The Tobacco and Vapes bill was proposed by Prime Minister Rishi Sunak last year. Essentially, it would ban the next generation from buying cigarettes by making it an offence to sell tobacco products to anyone born on or after 1 January 2009 in the UK.

However, whilst it was passed in April, the bill was still midway through the legislative process when Sunak announced the July election date.

As a result, the government had to decide which remaining bills would be rushed through before parliament dissolved.

The Tobacco and Vapes Bill was dropped as it had not yet fully passed through the House of Commons and was still due to be introduced to the House of Lords. Sunak was reportedly ‘disappointed’ that the bill would not become written law ahead of the upcoming general election. In fact, if it wins, the Conservative Party has pledged to bring it forward in its first King’s Speech.

The next government is able to reintroduce it if it chooses to.

Public healthcare policies feature widely in party manifestos

Obesity, sugar, ultra-processed foods (UPFs), vaping – all are important public health concerns, with many being addressed in party manifestos.

For example, the Conservatives promise to legislate to restrict the advertising of products high in fat, salt and sugar.

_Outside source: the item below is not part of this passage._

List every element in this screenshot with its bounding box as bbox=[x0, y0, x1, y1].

It has also pledged to gather new evidence on the impact of ultra-processed food to support people to make healthier choices.

Meanwhile, Labour said it would ban the advertising of junk food to children and the sale of high caffeine energy drinks to under 16s. It also backs policies that would stop the next generation from legally buying cigarettes, adding that it would ban vapes from being branded and advertised to appeal to children.